In the video, Salads says he wants to “figure out how easy it is to drug a girl.” He heads out into the real world, and lo, manages to slip something into several different women's drinks. (Not actual drugs, but still.) Each time, he’s there to offer condescending advice — “Always hold onto your drink, put a lid on your drink, or never let it out of your sight.” — to the woman he just joke-drugged.
His intentions are likely good. He claims to care about women, and believes he's offering practical advice that could keep them safer. But, the message his video sends is terrible. Telling women to remain constantly vigilant and suspicious takes responsibility for preventing rape away from the people who might commit the crime — and puts it on regular women who are just trying to have a drink.
This garbage bit of social science also creates a distorted picture of how drugs or alcohol are actually used in instances of sexual assault.

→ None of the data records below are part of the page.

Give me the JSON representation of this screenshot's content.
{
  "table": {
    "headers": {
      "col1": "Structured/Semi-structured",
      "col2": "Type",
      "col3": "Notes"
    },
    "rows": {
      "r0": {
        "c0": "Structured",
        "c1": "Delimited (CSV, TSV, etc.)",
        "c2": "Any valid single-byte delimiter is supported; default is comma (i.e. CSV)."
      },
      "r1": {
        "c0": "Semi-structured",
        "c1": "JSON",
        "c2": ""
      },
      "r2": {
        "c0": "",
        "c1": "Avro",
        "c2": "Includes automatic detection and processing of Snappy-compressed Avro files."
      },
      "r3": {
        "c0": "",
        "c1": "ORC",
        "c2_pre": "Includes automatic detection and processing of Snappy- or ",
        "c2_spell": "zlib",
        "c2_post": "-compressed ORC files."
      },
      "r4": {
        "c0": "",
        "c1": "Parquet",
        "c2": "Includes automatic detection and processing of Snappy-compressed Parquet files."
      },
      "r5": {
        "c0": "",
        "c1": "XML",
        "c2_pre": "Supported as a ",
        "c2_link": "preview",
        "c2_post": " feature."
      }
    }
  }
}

Joey Salads is a random stranger in a bar, but 82% of sexual assaults are perpetrated by someone the victim knows. According to RAINN, approximately one in three sexual assaults involve alcohol or drugs, and it’s much more common for rapists to use alcohol to incapacitate their victims than to drug them.
There are real issues that need to be considered when it comes to alcohol, consent, and sexual assault, as debates this year over "affirmative consent" policies on college campuses have shown. There are real problems with the way law enforcement investigates — or ignores — allegations of sexual assault that need to be addressed. There are men who just don't believe rape allegations are ever true. Joey Salads' hidden camera stunt is not helping.
The idea that a woman is (at least partly) responsible for her own sexual assault if she has been drinking, or if she's not careful enough with her glass, has been at the center of arguments about rape for decades. But here's the thing: Scaremongering over “not keeping an eye on your drink,” as he says, won’t teach anyone about bystander intervention, or teach men to change the kind of thinking that might lead them to get someone drunk in order to get them in bed.